I would like to dedicate this blog to God, My husband and Sonja' Mom
Long story short after a fight with my Doctor today I was feeling overwhelmed and lost. He refuses to help me identify why I am have some physical problems I have never had before. I believe it is hormonal, he does not, he thinks I am clinicly depressed and wants to put me on medication. Fine, once we have exhasted all other options that may be an option, But he has never tested my hormones, ......KIDS, I AINT GETTIN ANY YOUNGER, MY EGGS ARE DROPPEN LIKE FLYS!!!!!! I want to explore bio-identical Hormone replacement, he say's they don't work.....( I am researching and that seems not to be true at all many women have a great of success with holistic treatments
People always think of me as being younger, maybe immature, whatever but the fact is this women change in their mid 40's - 50's HELLO!!!!! they just don't all go crazy because of the moon. Anyway, (breath)(stupid man doctor)(sorry breath) Armed with this info from my Dr. I called my hubby. He knows I am depressed about the seeminly unexplainable weight gain over the last month( with a close watch on what i am eating), and the inability to work out due to my pet rocks(kidney stones) so I am sure in his dispare he was searching for an solution to clam me down, when god gave him inspiration.
Out of his very calm loving mouth came an answer to prayer(sonja's mom heres where you will understand the dedication to you.
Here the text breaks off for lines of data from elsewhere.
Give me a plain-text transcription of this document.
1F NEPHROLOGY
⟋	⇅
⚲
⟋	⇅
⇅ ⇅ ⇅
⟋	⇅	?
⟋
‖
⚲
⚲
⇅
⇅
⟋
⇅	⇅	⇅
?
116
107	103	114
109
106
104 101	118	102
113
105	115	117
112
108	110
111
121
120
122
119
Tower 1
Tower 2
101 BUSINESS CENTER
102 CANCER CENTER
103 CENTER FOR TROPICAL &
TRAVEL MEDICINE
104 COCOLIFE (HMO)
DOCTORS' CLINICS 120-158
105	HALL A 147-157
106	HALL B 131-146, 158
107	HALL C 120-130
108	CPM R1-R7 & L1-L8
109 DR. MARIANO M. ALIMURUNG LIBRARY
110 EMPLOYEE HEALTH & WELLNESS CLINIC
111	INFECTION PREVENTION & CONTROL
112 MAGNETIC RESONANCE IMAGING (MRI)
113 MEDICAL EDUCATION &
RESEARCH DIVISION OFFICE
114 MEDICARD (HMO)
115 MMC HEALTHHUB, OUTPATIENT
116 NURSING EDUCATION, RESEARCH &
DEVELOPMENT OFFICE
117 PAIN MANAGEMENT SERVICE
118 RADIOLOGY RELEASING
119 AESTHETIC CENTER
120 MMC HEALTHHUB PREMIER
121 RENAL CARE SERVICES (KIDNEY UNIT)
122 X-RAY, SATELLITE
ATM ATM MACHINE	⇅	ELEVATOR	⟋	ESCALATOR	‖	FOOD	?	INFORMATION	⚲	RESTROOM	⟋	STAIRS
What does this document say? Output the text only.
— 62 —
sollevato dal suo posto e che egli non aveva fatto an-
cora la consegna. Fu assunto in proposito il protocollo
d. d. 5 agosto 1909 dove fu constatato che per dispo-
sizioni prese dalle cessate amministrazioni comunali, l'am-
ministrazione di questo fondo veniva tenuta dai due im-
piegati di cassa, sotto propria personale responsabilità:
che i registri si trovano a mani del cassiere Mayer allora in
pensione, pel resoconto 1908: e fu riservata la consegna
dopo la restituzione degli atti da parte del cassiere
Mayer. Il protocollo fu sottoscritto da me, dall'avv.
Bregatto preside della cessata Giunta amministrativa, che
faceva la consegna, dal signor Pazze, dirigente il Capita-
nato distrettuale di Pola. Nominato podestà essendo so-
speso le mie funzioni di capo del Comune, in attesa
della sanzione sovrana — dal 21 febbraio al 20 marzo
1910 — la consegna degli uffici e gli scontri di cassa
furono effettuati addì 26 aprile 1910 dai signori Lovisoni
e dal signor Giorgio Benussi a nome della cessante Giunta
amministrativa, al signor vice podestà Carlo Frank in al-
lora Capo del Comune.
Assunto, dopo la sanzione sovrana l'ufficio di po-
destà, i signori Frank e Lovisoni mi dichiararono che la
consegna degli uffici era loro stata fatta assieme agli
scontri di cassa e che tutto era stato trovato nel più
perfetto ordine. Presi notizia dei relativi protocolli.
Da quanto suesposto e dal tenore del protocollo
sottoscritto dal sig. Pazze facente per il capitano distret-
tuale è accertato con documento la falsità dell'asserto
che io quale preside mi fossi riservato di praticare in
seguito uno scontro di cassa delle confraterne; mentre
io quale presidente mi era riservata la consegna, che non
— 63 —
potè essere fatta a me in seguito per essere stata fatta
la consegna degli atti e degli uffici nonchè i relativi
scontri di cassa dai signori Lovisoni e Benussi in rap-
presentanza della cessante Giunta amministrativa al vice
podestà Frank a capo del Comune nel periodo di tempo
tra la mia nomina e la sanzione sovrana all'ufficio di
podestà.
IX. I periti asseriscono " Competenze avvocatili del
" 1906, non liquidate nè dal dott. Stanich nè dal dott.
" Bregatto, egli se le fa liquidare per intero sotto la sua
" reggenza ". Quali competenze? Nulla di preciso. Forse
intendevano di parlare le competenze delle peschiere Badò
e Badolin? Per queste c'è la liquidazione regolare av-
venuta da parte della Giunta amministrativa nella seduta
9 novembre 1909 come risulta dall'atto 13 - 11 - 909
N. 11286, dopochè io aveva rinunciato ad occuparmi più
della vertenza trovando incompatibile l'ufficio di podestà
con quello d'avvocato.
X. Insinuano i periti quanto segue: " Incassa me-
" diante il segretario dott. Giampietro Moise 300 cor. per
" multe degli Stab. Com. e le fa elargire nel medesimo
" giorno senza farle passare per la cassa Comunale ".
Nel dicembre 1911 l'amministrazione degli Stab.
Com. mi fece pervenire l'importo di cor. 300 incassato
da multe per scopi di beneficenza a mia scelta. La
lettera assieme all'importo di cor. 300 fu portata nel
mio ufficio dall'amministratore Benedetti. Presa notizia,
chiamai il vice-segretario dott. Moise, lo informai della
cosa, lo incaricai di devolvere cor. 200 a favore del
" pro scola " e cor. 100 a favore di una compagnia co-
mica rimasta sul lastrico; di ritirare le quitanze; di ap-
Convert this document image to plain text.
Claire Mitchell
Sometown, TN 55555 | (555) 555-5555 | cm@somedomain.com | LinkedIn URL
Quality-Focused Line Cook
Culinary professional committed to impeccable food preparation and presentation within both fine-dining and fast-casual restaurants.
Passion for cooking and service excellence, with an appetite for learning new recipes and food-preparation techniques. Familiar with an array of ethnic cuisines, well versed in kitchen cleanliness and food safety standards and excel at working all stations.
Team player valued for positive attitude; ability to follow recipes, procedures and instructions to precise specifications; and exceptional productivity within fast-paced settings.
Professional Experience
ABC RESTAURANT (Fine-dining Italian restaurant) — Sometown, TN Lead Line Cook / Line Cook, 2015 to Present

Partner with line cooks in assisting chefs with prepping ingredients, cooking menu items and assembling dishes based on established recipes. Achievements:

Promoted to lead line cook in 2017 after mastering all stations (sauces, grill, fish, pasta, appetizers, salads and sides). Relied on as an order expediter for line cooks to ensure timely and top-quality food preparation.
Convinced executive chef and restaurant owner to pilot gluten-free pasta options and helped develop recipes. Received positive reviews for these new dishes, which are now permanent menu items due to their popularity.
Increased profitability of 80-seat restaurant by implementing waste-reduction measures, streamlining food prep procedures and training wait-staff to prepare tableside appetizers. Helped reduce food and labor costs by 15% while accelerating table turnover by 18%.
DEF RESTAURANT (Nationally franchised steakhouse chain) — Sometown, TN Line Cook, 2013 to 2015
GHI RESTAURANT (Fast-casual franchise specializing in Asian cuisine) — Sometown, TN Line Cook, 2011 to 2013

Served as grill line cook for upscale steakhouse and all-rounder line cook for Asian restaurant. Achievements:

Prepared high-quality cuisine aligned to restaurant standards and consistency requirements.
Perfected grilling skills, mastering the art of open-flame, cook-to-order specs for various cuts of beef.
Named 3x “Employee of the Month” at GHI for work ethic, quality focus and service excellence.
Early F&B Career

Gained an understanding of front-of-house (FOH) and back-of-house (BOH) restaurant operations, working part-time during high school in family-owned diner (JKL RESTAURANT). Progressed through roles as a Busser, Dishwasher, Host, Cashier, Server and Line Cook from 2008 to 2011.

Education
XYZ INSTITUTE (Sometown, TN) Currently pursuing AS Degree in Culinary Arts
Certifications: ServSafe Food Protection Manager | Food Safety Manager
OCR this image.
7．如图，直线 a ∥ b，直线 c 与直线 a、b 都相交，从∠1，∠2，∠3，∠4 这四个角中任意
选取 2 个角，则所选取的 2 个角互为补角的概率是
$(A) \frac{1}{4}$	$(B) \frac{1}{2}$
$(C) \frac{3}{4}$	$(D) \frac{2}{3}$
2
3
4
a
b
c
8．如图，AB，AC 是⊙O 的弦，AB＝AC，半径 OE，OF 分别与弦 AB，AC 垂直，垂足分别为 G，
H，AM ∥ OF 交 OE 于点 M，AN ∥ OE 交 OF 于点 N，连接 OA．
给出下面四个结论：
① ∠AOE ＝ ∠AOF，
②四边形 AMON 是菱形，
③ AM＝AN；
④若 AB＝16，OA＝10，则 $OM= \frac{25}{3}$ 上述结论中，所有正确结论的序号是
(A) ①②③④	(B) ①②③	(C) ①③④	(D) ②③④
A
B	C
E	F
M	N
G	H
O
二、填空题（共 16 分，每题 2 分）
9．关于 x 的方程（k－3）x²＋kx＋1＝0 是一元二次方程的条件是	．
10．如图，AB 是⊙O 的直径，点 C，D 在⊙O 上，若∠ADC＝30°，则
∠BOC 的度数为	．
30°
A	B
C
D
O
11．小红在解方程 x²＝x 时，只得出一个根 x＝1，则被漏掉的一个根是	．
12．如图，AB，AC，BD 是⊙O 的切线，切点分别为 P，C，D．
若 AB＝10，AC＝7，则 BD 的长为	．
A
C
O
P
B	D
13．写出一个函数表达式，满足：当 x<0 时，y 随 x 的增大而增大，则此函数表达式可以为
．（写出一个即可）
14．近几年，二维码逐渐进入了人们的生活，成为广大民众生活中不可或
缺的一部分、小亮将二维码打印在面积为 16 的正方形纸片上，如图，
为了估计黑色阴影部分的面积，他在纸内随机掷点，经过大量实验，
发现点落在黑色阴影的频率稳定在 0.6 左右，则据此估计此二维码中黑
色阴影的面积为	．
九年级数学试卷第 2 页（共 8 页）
HE SAID "WENDY WHY NOT TRY WATER AEROBICS!" Oh my gosh! it is low impact so I can still heal from surgery it is out side, and I could be out being a little social. In the past when I have felt nervous or hormonal I would run, workout, something. But when this was difficult i stopped.
I went to a water aerobics class today and found heaven. Heaven for me today, for where I am right now. I have struggled a lot with how things were when I was in my 30's, what I was capable of before and what I can't do today. NO more I am dealing with today and where I am today, and water aerobics was my physical, spiritual, and emotional therapy for me today. The weather was great, the water although cold for a few moments became the perfect temp and the class was about 20 people who although older then me challenged me to push a little harder. It was great work out and I took a good dose of good old natural vitamin D. I floated in the pool for another hour. The dizziness I was experiencing on land was gone in the pool. Ah peace, who cares my house is a total disaster( when you take the wife our of housewife things get a little crazy.
Okay new development! The phone just rang and my mom has been admitted to the hospital for extreme delusional behavior. We new it was coming, Thank you god for that moment of peace I am sure it will help over the next 24 hours.